Voilà le hic. Comment les universités peuvent-elles rester fidèles à leur mission à l’égard de la société en courtisant du même coup un secteur privé qui fait miroiter ses dollars?
À l’évidence, l’université publique et l’entreprise privée poursuivent des objectifs fondamentalement et fatalement antagoniques. Comme l’indiquent leurs énoncés de mission, la première contribue à l’avancement de la société dans les limites de sa capacité financière, alors que la seconde vise l’avancement maximal de ses intérêts financiers dans les limites de son apport à la société. Face à ce choc des visions, il n’est pas surprenant que la voie du compromis soit la seule possible.
L’ennui, c’est que les universités sont déjà vulnérables, étant contraintes par la baisse du financement public à se tourner vers le secteur privé pour trouver les fonds dont elles ont grandement besoin. Par conséquent, les compromis qui résultent inévitablement de cette association portent souvent atteinte à leur autonomie et à leur liberté académique. Rappelons qu’il s’agit des principes mêmes qui sont les fondements de l’intégrité académique et de la confiance du public dans le respect de l’engagement des universités à améliorer le bien commun.
L’exemple le plus évident jusqu’à aujourd’hui d’une fusion entre les universités et les entreprises privées est le projet de partenariat envisagé dernièrement par l’Université York et le Centre pour l’innovation dans la gouvernance internationale (CIGI), un groupe de réflexion privé présidé par l’ancien coprésident-directeur général de Research in Motion, Jim Balsillie. De cette collaboration serait né un programme de droit international « de calibre mondial » à l’Université York, comportant dix nouvelles chaires de recherche.
L’entente prévoyait que le CIGI nomme deux des quatre membres votants sur les cinq membres du comité directeur du programme. Ce dernier devait posséder divers pouvoirs, notamment ceux de définir les domaines et les plans de recherche, et d’établir les attentes et les modalités financières pour chaque chaire. Ses décisions à ces égards devaient être approuvées à l’unanimité. Dans les faits, cela signifiait que le CIGI — une entité privée constituée en société — détenait un droit de veto sur la recherche académique menée dans ce nouveau programme.

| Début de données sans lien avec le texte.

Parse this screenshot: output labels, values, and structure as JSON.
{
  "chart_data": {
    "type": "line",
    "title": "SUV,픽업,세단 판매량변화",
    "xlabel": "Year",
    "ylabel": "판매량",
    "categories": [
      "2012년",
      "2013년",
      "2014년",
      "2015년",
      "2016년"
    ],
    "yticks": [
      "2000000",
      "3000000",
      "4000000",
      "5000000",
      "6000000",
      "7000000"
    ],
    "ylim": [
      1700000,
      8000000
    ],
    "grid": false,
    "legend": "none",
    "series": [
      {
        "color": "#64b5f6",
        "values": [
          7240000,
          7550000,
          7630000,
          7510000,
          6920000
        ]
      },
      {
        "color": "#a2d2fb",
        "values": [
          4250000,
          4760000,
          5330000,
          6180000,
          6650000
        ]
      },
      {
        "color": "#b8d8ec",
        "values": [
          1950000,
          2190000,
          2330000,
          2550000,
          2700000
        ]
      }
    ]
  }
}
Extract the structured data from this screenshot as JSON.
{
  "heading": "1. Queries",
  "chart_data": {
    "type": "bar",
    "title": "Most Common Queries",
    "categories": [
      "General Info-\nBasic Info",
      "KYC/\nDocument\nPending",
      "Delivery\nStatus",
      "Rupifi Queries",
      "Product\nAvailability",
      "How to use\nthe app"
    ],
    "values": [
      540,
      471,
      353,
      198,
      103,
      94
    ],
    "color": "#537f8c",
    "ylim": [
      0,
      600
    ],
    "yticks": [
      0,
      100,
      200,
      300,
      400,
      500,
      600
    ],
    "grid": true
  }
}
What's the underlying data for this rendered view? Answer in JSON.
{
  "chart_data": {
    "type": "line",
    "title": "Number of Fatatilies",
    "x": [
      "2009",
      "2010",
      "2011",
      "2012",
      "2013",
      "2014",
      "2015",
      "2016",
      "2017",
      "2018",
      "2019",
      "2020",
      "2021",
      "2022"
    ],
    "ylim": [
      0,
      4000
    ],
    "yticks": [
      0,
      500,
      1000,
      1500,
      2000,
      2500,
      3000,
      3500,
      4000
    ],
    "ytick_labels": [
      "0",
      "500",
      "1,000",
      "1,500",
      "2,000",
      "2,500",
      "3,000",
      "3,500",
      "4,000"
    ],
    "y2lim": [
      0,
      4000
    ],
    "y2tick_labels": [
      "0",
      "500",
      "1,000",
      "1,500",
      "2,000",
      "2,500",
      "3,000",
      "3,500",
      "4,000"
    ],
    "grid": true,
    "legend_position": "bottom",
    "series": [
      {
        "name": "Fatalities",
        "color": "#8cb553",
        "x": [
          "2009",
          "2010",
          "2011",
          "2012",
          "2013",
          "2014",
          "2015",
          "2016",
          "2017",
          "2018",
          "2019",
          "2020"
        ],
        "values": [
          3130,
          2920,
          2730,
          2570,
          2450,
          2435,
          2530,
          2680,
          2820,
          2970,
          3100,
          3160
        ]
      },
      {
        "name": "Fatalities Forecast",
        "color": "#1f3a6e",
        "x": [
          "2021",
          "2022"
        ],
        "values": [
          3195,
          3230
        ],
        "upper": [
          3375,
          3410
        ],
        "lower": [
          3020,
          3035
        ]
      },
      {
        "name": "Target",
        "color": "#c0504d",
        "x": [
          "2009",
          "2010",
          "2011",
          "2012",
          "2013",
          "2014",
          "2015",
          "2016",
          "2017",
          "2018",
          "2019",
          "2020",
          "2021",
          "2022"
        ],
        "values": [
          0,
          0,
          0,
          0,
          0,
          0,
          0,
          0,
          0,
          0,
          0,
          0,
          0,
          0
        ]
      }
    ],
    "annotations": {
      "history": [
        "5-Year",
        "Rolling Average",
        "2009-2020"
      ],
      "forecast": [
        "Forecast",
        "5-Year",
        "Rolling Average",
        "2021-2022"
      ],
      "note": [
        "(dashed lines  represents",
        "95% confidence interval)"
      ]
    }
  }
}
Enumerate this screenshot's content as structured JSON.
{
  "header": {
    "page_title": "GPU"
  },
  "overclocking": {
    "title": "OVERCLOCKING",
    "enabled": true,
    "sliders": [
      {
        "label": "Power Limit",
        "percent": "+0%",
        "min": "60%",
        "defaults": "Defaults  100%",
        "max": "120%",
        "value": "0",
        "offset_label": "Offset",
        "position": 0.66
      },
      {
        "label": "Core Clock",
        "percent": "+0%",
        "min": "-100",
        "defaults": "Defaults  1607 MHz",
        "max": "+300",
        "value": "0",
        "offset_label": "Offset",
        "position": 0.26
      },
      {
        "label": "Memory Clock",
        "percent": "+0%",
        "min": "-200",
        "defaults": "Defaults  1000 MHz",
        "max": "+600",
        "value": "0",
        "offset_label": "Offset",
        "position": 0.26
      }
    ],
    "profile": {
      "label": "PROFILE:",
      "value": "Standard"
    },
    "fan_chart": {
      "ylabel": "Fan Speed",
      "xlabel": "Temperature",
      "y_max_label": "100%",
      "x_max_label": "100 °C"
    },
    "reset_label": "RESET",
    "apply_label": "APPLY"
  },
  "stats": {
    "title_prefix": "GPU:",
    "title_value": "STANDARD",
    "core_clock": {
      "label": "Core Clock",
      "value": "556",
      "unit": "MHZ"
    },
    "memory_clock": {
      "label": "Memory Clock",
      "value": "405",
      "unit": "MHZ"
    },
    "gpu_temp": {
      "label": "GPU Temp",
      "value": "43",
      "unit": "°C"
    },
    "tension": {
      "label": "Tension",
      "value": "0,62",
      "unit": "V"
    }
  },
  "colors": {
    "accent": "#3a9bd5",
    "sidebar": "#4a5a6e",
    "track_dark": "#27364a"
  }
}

Un tel abandon de la mission des universités d’être au service de la collectivité ne peut que causer, à long terme, un préjudice irréparable à l’intégrité académique et à la confiance du public, essentielle au milieu académique. Est-ce une contrepartie acceptable à l’accès à un financement? Je ne le pense pas. En servant ainsi les intérêts des gouvernements ou des entreprises, les universités deviendront des institutions moins essentielles et pertinentes pour la société, et failliront à leur mission de contribuer au bien-être collectif. Des actions vigoureuses s’imposent sans tarder pour assurer que la priorité sera accordée à l’intégrité académique et à la confiance du public.